No es extraño, por tanto, que el guión de Tati adaptado en el film de Chomet sea la quintaesencia del pensamiento de Tati, incluso permitiéndose un giro hacia el pesismismo que no se atrevió a dar en su obra filmada -en esto podría influir, como he podido leer, que L'Illusionniste no estaba destinada a ser plasmada en imágenes, sino que en realidad era una carta de perdón de Tati hacia una de sus hijas-. En la historia se narra una transición irreversible en el mundo del espectáculo en Occidente: el momento, en la década de los sesenta, en que los teatros de variedades comienzan a echar el cierre, debido a la competencia de la televisión y el rock. El protagonista de la cinta, en consecuencia, es uno de estos artistas ambulantes del mundo de la farándula, que poco a poco, y a pesar de su evidente valía, ve como se le van cerrando las oportunidades de trabajo. Ya sólo puede actuar en teatros de mala muerte y cafés situados en el fin del mundo. Lugares donde el mundo moderno -ese que tanto odiaba Tati- aún se demoraba en llegar, pero donde su influencia comenzaba ya a notarse.
No hay que pensar en una tragedia -aunque aquí y allá esta se insinúa- ni en los aspavientos y desafueros tan comunes al cine contemporáneo. La narración de Chomet avanza, como se suele decir, sin dar una voz más alta que la otra, señalando sin subrayarlo como la situación del protagonista -y la de sus colegas artísticos- se va tornando insostenible, cada vez más angustiosa. En una plasmación eminentemente visual, puesto que Chomet vuelve a utilizar las herramientas que tan buen resultado le habían dado en Les Triplettes de Belleville: las del cine mudo. Como en esa película, como en ese cine, como la misma obra de Tati, L'Illusionniste renuncia a la palabra, para fiar todo su impacto en las imágenes, en su montaje y en su puesta en escena. Sin olvidar el facto más importante: la inteligencia del público, capaz de colmar las aparentes lagunas y de reconstruirla en sus cabezas. Una complicidad entre iguales sin la que la película se derrumbaría por su propio peso.

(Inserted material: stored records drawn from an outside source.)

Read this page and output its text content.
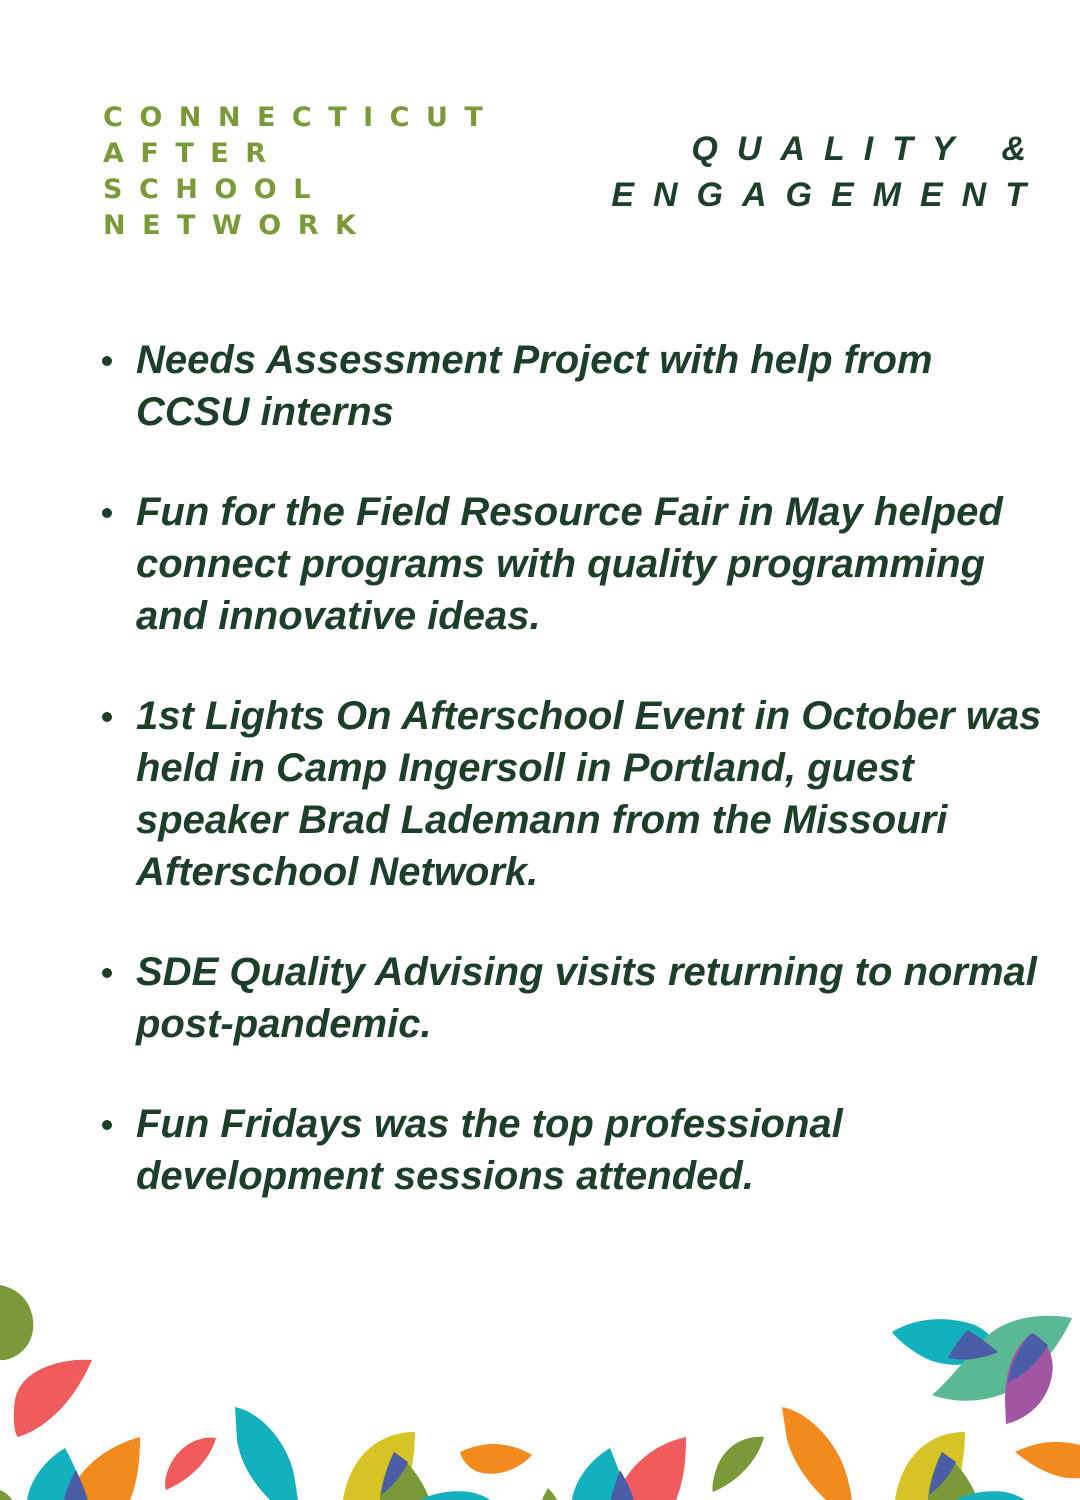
CONNECTICUT
AFTER
SCHOOL
NETWORK
QUALITY &
ENGAGEMENT
Needs Assessment Project with help from CCSU interns
Fun for the Field Resource Fair in May helped connect programs with quality programming and innovative ideas.
1st Lights On Afterschool Event in October was held in Camp Ingersoll in Portland, guest speaker Brad Lademann from the Missouri Afterschool Network.
SDE Quality Advising visits returning to normal post-pandemic.
Fun Fridays was the top professional development sessions attended.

Porque Chomet no se limita a adaptar una película de Tati: construye un apócrifo de Tati, que bien podría figurar entre sus obras mayores. No es ya que el protagonista animado sea un trasunto de Tati, o que su animación replique, con precisión y gracia, los manierismos a los que el cómico nos había acostumbrado en la pantalla. Es que, aquí y allí, presenciamos gags que bien podría haber rodado el maestro, montados y presentados con su mismo sentido del ritmo y la oportunidad. No nos encontramos ante un calco, sino ante una recreación. Ante alguien, como Chomet, que ha estudiado con detenimiento el estilo del maestro y sabe aplicarlo a situaciones nuevas, que tienen sabor a antiguo, pero no dejan regusto a refrito.